The LSTM model needs its own blog post I will explain that later. Story short, with a larger set of vocabulary the LSTM training process will take time but it converges to a state which can take string inputs and give you equivalence string outputs.

This model is naively simple and definitely doesn’t learn meaning of number and addition as humans do. A simple test on unseen words shows that how weak is our design. But the interesting aspect is the ability to learn ordered composition from examples. using this model. I trained a model with a corpus of numbers between 0 and 49. Well, the error rate on unseen combination is high as 99%. But error rate doesn’t say all sides of the story. For example, an unseen combination “33 + 44 =” produces “78” (which is wrong but very close to correct answer).

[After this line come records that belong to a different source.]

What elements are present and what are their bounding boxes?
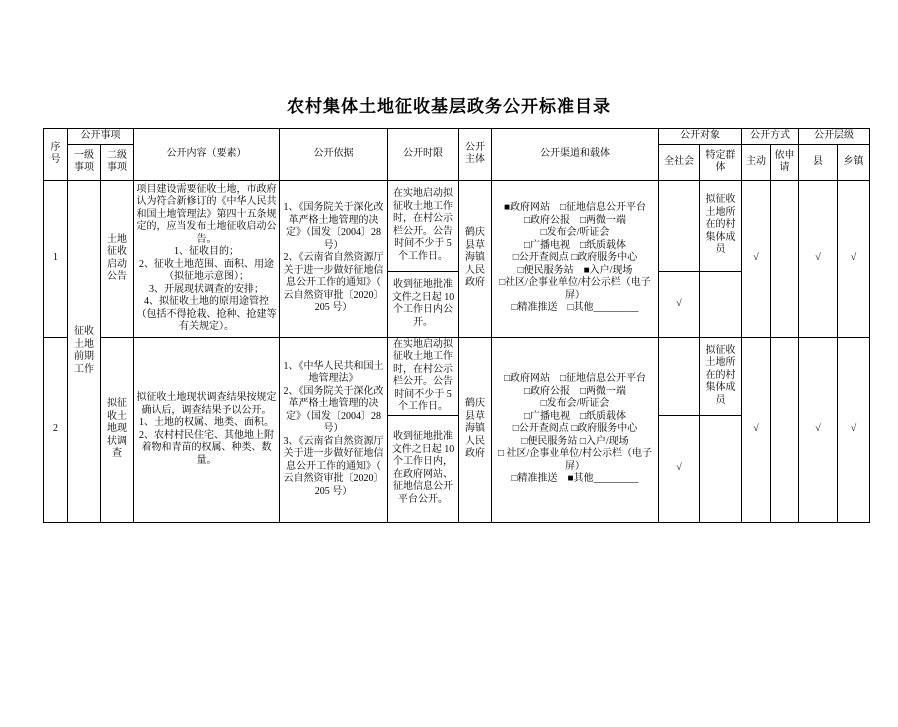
content-paragraph: 2、征收土地范围、面积、用途（拟征地示意图）； xyxy=(139,258,274,282)
township-check-cell: √ xyxy=(838,180,870,337)
specific-group-upper-cell: 拟征收土地所在的村集体成员 xyxy=(700,337,742,415)
channel-option-line: □政府公报 □两微一端 xyxy=(523,385,627,397)
channel-option-line: □ 社区/企事业单位/村公示栏（电子屏） xyxy=(497,448,653,472)
header-basis: 公开依据 xyxy=(280,129,388,181)
header-serial: 序号 xyxy=(44,129,68,181)
channel-option-line: □精准推送 □其他_________ xyxy=(511,302,639,314)
header-method: 公开方式 xyxy=(742,129,799,145)
channel-option-line: □社区/企事业单位/村公示栏（电子屏） xyxy=(499,277,651,301)
header-whole-society: 全社会 xyxy=(659,144,700,180)
content-paragraph: 4、拟征收土地的原用途管控（包括不得抢栽、抢种、抢建等有关规定）。 xyxy=(136,296,277,332)
whole-society-lower-cell: √ xyxy=(659,271,700,337)
proactive-check-cell: √ xyxy=(742,180,771,337)
content-paragraph: 1、征收目的； xyxy=(174,246,239,257)
specific-group-lower-cell xyxy=(700,415,742,522)
serial-cell: 1 xyxy=(44,180,68,337)
basis-item: 2、《云南省自然资源厅关于进一步做好征地信息公开工作的通知》（ 云自然资审批〔2020〕205 号） xyxy=(283,252,384,314)
content-paragraph: 1、土地的权属、地类、面积。 xyxy=(139,417,274,428)
header-proactive: 主动 xyxy=(742,144,771,180)
content-paragraph: 3、开展现状调查的安排； xyxy=(149,283,264,295)
channel-option-line: □便民服务站 ■入户/现场 xyxy=(517,264,633,276)
header-specific-group: 特定群体 xyxy=(700,144,742,180)
content-cell xyxy=(134,180,280,337)
content-paragraph: 项目建设需要征收土地，市政府认为符合新修订的《中华人民共和国土地管理法》第四十五条规定的，应当发布土地征收启动公告。 xyxy=(136,183,277,245)
header-level1-item: 一级事项 xyxy=(68,144,101,180)
header-subject: 公开主体 xyxy=(459,129,492,181)
whole-society-upper-cell xyxy=(659,180,700,271)
whole-society-lower-cell: √ xyxy=(659,415,700,522)
channel-option-line: □发布会/听证会 xyxy=(540,398,610,410)
time-limit-lower-cell: 收到征地批准文件之日起 10 个工作日内，在政府网站、征地信息公开平台公开。 xyxy=(388,415,459,522)
header-county: 县 xyxy=(799,144,838,180)
specific-group-upper-cell: 拟征收土地所在的村集体成员 xyxy=(700,180,742,271)
header-disclosure-item: 公开事项 xyxy=(68,129,134,145)
serial-cell: 2 xyxy=(44,337,68,522)
content-paragraph: 拟征收土地现状调查结果按规定确认后，调查结果予以公开。 xyxy=(136,392,277,416)
level1-item-cell: 征收土地前期工作 xyxy=(68,180,101,522)
table-row xyxy=(44,337,870,415)
channel-option-line: □公开查阅点 □政府服务中心 xyxy=(512,423,638,435)
channel-option-line: □广播电视 □纸质载体 xyxy=(523,410,627,422)
channel-option-line: □政府公报 □两微一端 xyxy=(523,214,627,226)
township-check-cell: √ xyxy=(838,337,870,522)
content-cell xyxy=(134,337,280,522)
header-level: 公开层级 xyxy=(799,129,870,145)
subject-cell: 鹤庆县草海镇人民政府 xyxy=(459,180,492,337)
channel-option-line: □便民服务站 □入户/现场 xyxy=(521,435,629,447)
specific-group-lower-cell xyxy=(700,271,742,337)
whole-society-upper-cell xyxy=(659,337,700,415)
basis-cell xyxy=(280,180,388,337)
basis-item: 1、《中华人民共和国土地管理法》 xyxy=(283,360,384,385)
header-channels: 公开渠道和载体 xyxy=(492,129,659,181)
channel-option-line: □政府网站 □征地信息公开平台 xyxy=(503,373,647,385)
subject-cell: 鹤庆县草海镇人民政府 xyxy=(459,337,492,522)
basis-item: 3、《云南省自然资源厅关于进一步做好征地信息公开工作的通知》（ 云自然资审批〔2020〕205 号） xyxy=(283,435,384,497)
table-row xyxy=(44,180,870,271)
content-paragraph: 2、农村村民住宅、其他地上附着物和青苗的权属、种类、数量。 xyxy=(139,429,274,466)
basis-item: 1、《国务院关于深化改革严格土地管理的决定》（国发〔2004〕28 号） xyxy=(283,202,384,251)
level2-item-cell: 土地征收启动公告 xyxy=(101,180,134,337)
time-limit-upper-cell: 在实地启动拟征收土地工作时，在村公示栏公开。公告时间不少于 5 个工作日。 xyxy=(388,180,459,271)
channels-cell xyxy=(492,180,659,337)
county-check-cell: √ xyxy=(799,180,838,337)
header-level2-item: 二级事项 xyxy=(101,144,134,180)
county-check-cell: √ xyxy=(799,337,838,522)
basis-cell xyxy=(280,337,388,522)
on-request-check-cell xyxy=(771,337,799,522)
channel-option-line: ■政府网站 □征地信息公开平台 xyxy=(503,202,647,214)
time-limit-lower-cell: 收到征地批准文件之日起 10 个工作日内公开。 xyxy=(388,271,459,337)
channel-option-line: □发布会/听证会 xyxy=(540,227,610,239)
header-time-limit: 公开时限 xyxy=(388,129,459,181)
channel-option-line: □公开查阅点 □政府服务中心 xyxy=(512,252,638,264)
on-request-check-cell xyxy=(771,180,799,337)
proactive-check-cell: √ xyxy=(742,337,771,522)
header-content: 公开内容（要素） xyxy=(134,129,280,181)
header-on-request: 依申请 xyxy=(771,144,799,180)
time-limit-upper-cell: 在实地启动拟征收土地工作时，在村公示栏公开。公告时间不少于 5 个工作日。 xyxy=(388,337,459,415)
header-target: 公开对象 xyxy=(659,129,742,145)
basis-item: 2、《国务院关于深化改革严格土地管理的决定》（国发〔2004〕28 号） xyxy=(283,385,384,435)
standards-table xyxy=(43,128,870,523)
channel-option-line: □精准推送 ■其他_________ xyxy=(511,473,639,485)
page-title: 农村集体土地征收基层政务公开标准目录 xyxy=(287,97,611,116)
channels-cell xyxy=(492,337,659,522)
header-township: 乡镇 xyxy=(838,144,870,180)
channel-option-line: □广播电视 □纸质载体 xyxy=(523,239,627,251)
level2-item-cell: 拟征收土地现状调查 xyxy=(101,337,134,522)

In this single LSTM model we don’t learn addition as a mathematical operation. All words in this model carry some parts of the meaning of addition because our corpus projects such relation between words. Even if I remove the sign “+” the result of "1 2" is "3". In my future experiments, I will try to break this simple composition and make my sample data more complicated with other operators to see if we can learn more than this.

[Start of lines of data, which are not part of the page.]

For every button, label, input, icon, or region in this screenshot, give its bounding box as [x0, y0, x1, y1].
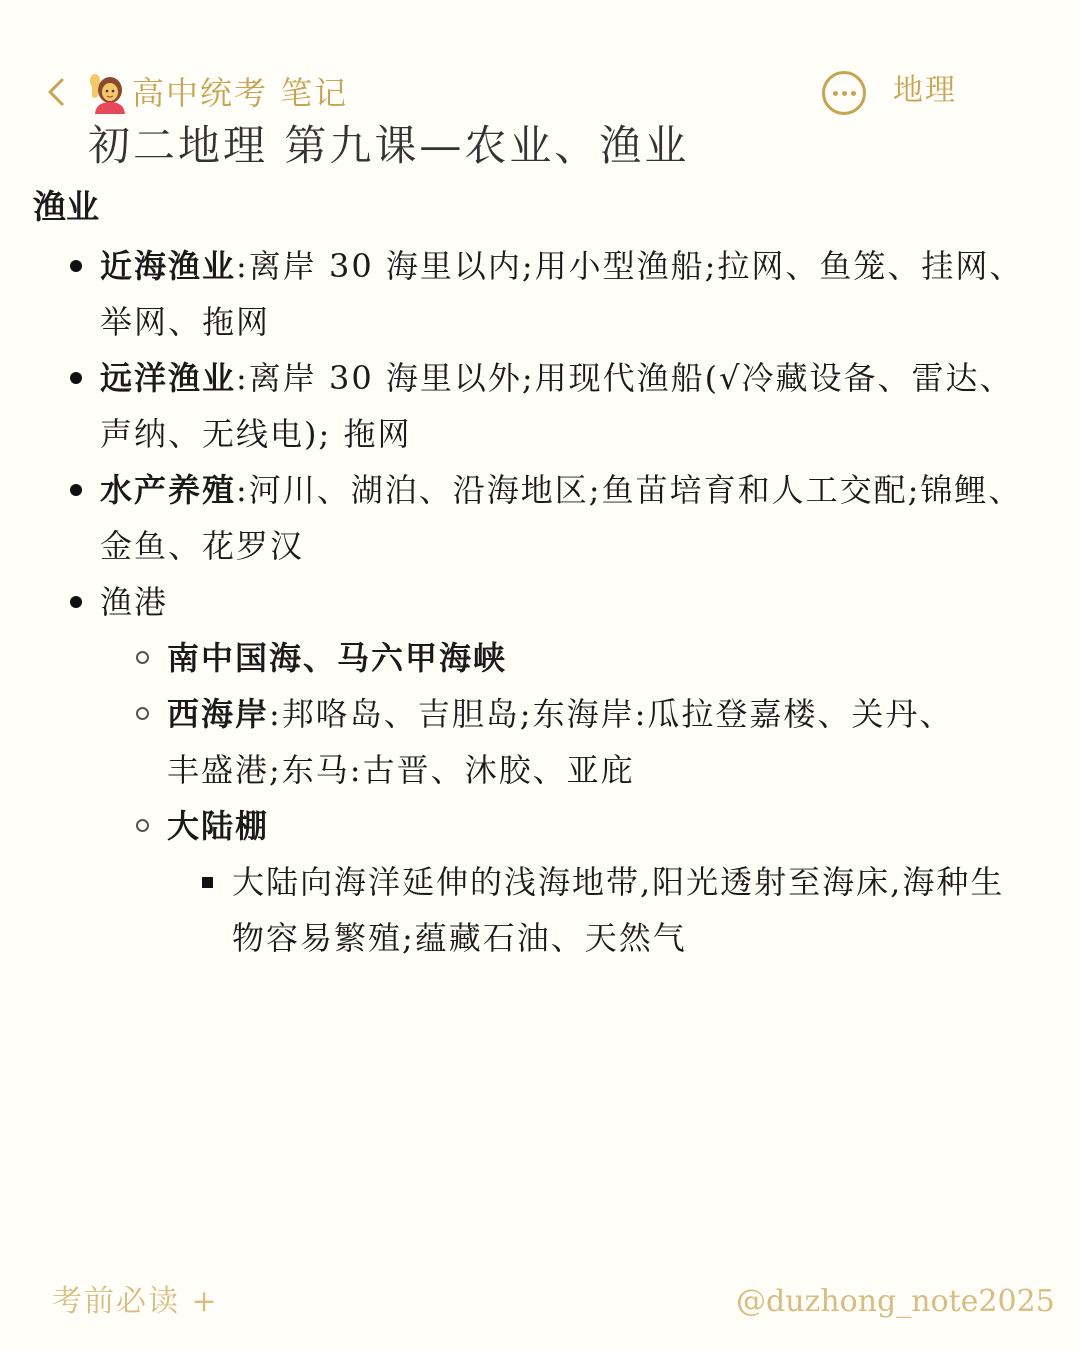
back-button[interactable]	[40, 72, 76, 112]
bullet-keyword: 水产养殖	[100, 471, 237, 509]
list-item	[0, 854, 1032, 966]
bullet-keyword: 近海渔业	[100, 247, 237, 285]
list-item	[0, 630, 987, 686]
chevron-left-icon	[40, 72, 76, 112]
bullet-text: :河川、湖泊、沿海地区;鱼苗培育和人工交配;锦鲤、金鱼、花罗汉	[100, 471, 1023, 565]
bullet-list	[0, 238, 1080, 630]
bullet-text: :邦咯岛、吉胆岛;东海岸:瓜拉登嘉楼、关丹、丰盛港;东马:古晋、沐胶、亚庇	[167, 695, 954, 789]
bullet-square-icon	[202, 877, 213, 888]
list-item	[0, 798, 987, 854]
category-label[interactable]: 地理	[893, 73, 957, 108]
folder-title[interactable]: 高中统考 笔记	[132, 74, 349, 112]
bullet-circle-icon	[136, 707, 149, 720]
bullet-circle-icon	[136, 651, 149, 664]
list-item	[0, 686, 987, 798]
footer-tag[interactable]: 考前必读 +	[52, 1284, 219, 1319]
sub-bullet-list	[0, 630, 1080, 854]
bullet-text: 渔港	[100, 583, 169, 621]
list-item	[0, 462, 1030, 574]
bullet-text: :离岸 30 海里以内;用小型渔船;拉网、鱼笼、挂网、举网、拖网	[100, 247, 1024, 341]
bullet-dot-icon	[70, 596, 82, 608]
more-options-icon[interactable]	[822, 71, 866, 115]
list-item	[0, 238, 1030, 350]
bullet-text: :离岸 30 海里以外;用现代渔船(√冷藏设备、雷达、声纳、无线电); 拖网	[100, 359, 1014, 453]
note-body	[0, 238, 1080, 966]
bullet-dot-icon	[70, 260, 82, 272]
bullet-keyword: 西海岸	[167, 695, 270, 733]
footer-watermark: @duzhong_note2025	[736, 1284, 1055, 1319]
bullet-text: 大陆向海洋延伸的浅海地带,阳光透射至海床,海种生物容易繁殖;蕴藏石油、天然气	[232, 863, 1005, 957]
raising-hand-emoji-icon	[86, 72, 128, 114]
section-heading: 渔业	[33, 187, 99, 226]
bullet-keyword: 大陆棚	[167, 807, 270, 845]
bullet-dot-icon	[70, 372, 82, 384]
list-item	[0, 350, 1030, 462]
bullet-circle-icon	[136, 819, 149, 832]
bullet-dot-icon	[70, 484, 82, 496]
bullet-keyword: 南中国海、马六甲海峡	[167, 639, 508, 677]
list-item	[0, 574, 1030, 630]
sub-sub-bullet-list	[0, 854, 1080, 966]
bullet-keyword: 远洋渔业	[100, 359, 237, 397]
note-title: 初二地理 第九课—农业、渔业	[88, 121, 690, 170]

I would like to comeback to my underlying claim that one-hot vector representations are just treating words as symbols with no values. Clearly, in my model I assigned list of numbers to each word. This is why I call it symbolic, I don’t assign any numbers to any words by using extra knowledge than these words are different from each other, even though they can have same values (e.g. “” and “0” can have same value 0). I even treated numbers and operators similarly. I could use my knowledge about the corpus and make a better loss function based on regression instead of cross-entropy but again I didn’t because I simply didn’t want use any math to learn math. But isn’t it exciting that this naive model can say: “33 + 44 = 78”? It is wrong but it’s not that bad :D.